Bankman-Fried publicly promoted effective altruism and claimed to be pursuing an altruistic profession of earning to give. He is a member of Giving What We Can and has stated that he intends to give away the vast majority of his wealth to worthy causes throughout the course of his life. For this goal, he established the FTX Future Fund, which featured William MacAskill, one of the architects of the effective altruism movement. Following the demise of FTX, the entire crew quit. By September 1, 2022, the Future Fund had committed $160 million in philanthropic grants and investments.In November 2022, Bankman-Fried remarked that the humanitarian appearance he and his company showed was not sincere, and was a “dumb game we woke westerners play where we say all the right shiboleths [sic] and so everyone likes us”.

Solvency crisis at FTX

Binance CEO Changpeng Zhao disclosed on Twitter in November 2022 that his company intended to liquidate its shares of FTT, FTX’s token. FTT worth $529 million was handed to Binance as compensation for the sale of its FTX equity in 2021. Zhao tweeted shortly after CoinDesk reported that the majority of Bankman-Fried’s trading company Alameda’s holdings were in FTT. According to Bloomberg and TechCrunch, the limited trading volume of FTT would make any sale by Binance likely have an excessive effect on the token’s price. The price of FTT and other cryptocurrencies dropped as a result of Zhao’s disclosure of the impending sale and arguments with Bankman-Fried on Twitter. Zhao has recently questioned Bankman-Fried’s lobbying activities.

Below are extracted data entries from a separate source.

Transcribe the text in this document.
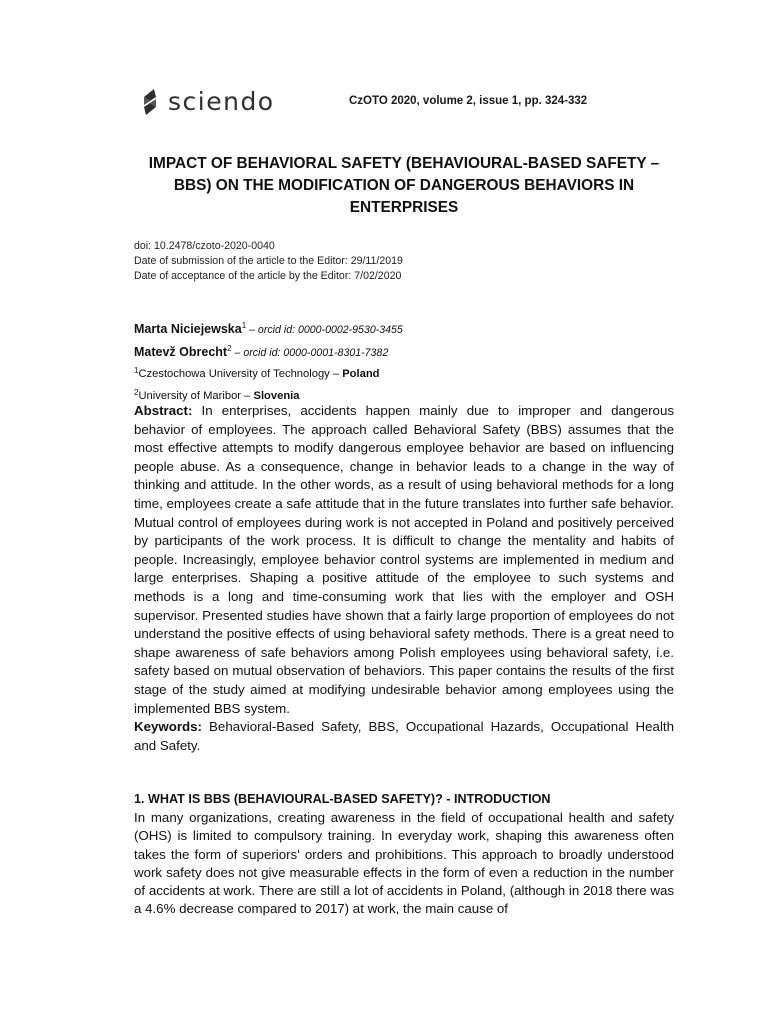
sciendo	CzOTO 2020, volume 2, issue 1, pp. 324-332
IMPACT OF BEHAVIORAL SAFETY (BEHAVIOURAL-BASED SAFETY – BBS) ON THE MODIFICATION OF DANGEROUS BEHAVIORS IN ENTERPRISES
doi: 10.2478/czoto-2020-0040
Date of submission of the article to the Editor: 29/11/2019
Date of acceptance of the article by the Editor: 7/02/2020
Marta Niciejewska$^1$ – orcid id: 0000-0002-9530-3455
Matevž Obrecht$^2$ – orcid id: 0000-0001-8301-7382
$^1$Czestochowa University of Technology – Poland
$^2$University of Maribor – Slovenia

Abstract: In enterprises, accidents happen mainly due to improper and dangerous behavior of employees. The approach called Behavioral Safety (BBS) assumes that the most effective attempts to modify dangerous employee behavior are based on influencing people abuse. As a consequence, change in behavior leads to a change in the way of thinking and attitude. In the other words, as a result of using behavioral methods for a long time, employees create a safe attitude that in the future translates into further safe behavior. Mutual control of employees during work is not accepted in Poland and positively perceived by participants of the work process. It is difficult to change the mentality and habits of people. Increasingly, employee behavior control systems are implemented in medium and large enterprises. Shaping a positive attitude of the employee to such systems and methods is a long and time-consuming work that lies with the employer and OSH supervisor. Presented studies have shown that a fairly large proportion of employees do not understand the positive effects of using behavioral safety methods. There is a great need to shape awareness of safe behaviors among Polish employees using behavioral safety, i.e. safety based on mutual observation of behaviors. This paper contains the results of the first stage of the study aimed at modifying undesirable behavior among employees using the implemented BBS system.

Keywords: Behavioral-Based Safety, BBS, Occupational Hazards, Occupational Health and Safety.

1. WHAT IS BBS (BEHAVIOURAL-BASED SAFETY)? - INTRODUCTION

In many organizations, creating awareness in the field of occupational health and safety (OHS) is limited to compulsory training. In everyday work, shaping this awareness often takes the form of superiors' orders and prohibitions. This approach to broadly understood work safety does not give measurable effects in the form of even a reduction in the number of accidents at work. There are still a lot of accidents in Poland, (although in 2018 there was a 4.6% decrease compared to 2017) at work, the main cause of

Due to a liquidity crisis at FTX, Zhao said on November 8 that Binance and FTX had made a non-binding agreement for Binance to buy FTX. Zhao said that all cryptocurrency exchanges should refrain from utilizing tokens as collateral and that Binance would shortly finish its due diligence. As events progressed, he added that he anticipated FTT to be “highly volatile in the coming days as things develop” FTT dropped 80% of its value the day the announcement was made. The Wall Street Journal reported on November 9 that Binance has opted against buying FTX. Binance stated that the company would not proceed with the acquisition due to reports that FTX had misused customer funds and ongoing investigations into the company. According to the Bloomberg Billionaires Index, Bankman-Fried was no longer a billionaire during the financial crisis. The Securities and Exchange Commission and Commodity Futures Trading Commission were looking into FTX and the specifics of its relationships to Bankman-Fried’s other interests, according to a story from Bloomberg the very following day.

According to unnamed sources cited by Reuters, Bankman-Fried transferred at least $4 billion from FTX to Alameda Research earlier in 2022 without informing insiders or the general public. According to the sources, the assets transferred comprised user funds and were secured by Robinhood shares and FTT. According to a source who asked to remain unnamed and was cited by the Wall Street Journal, Bankman-Fried disclosed that Alameda owed FTX around $10 billion, which was secured by client cash held by FTX at the time it had $16 billion in customer assets. The Wall Street Journal quoted unnamed sources when reporting that Caroline Ellison, the CEO of Alameda Research, informed staff that Bankman-Fried was aware that FTX had loaned money from its clients to Alameda in order to assist it in meeting its obligations.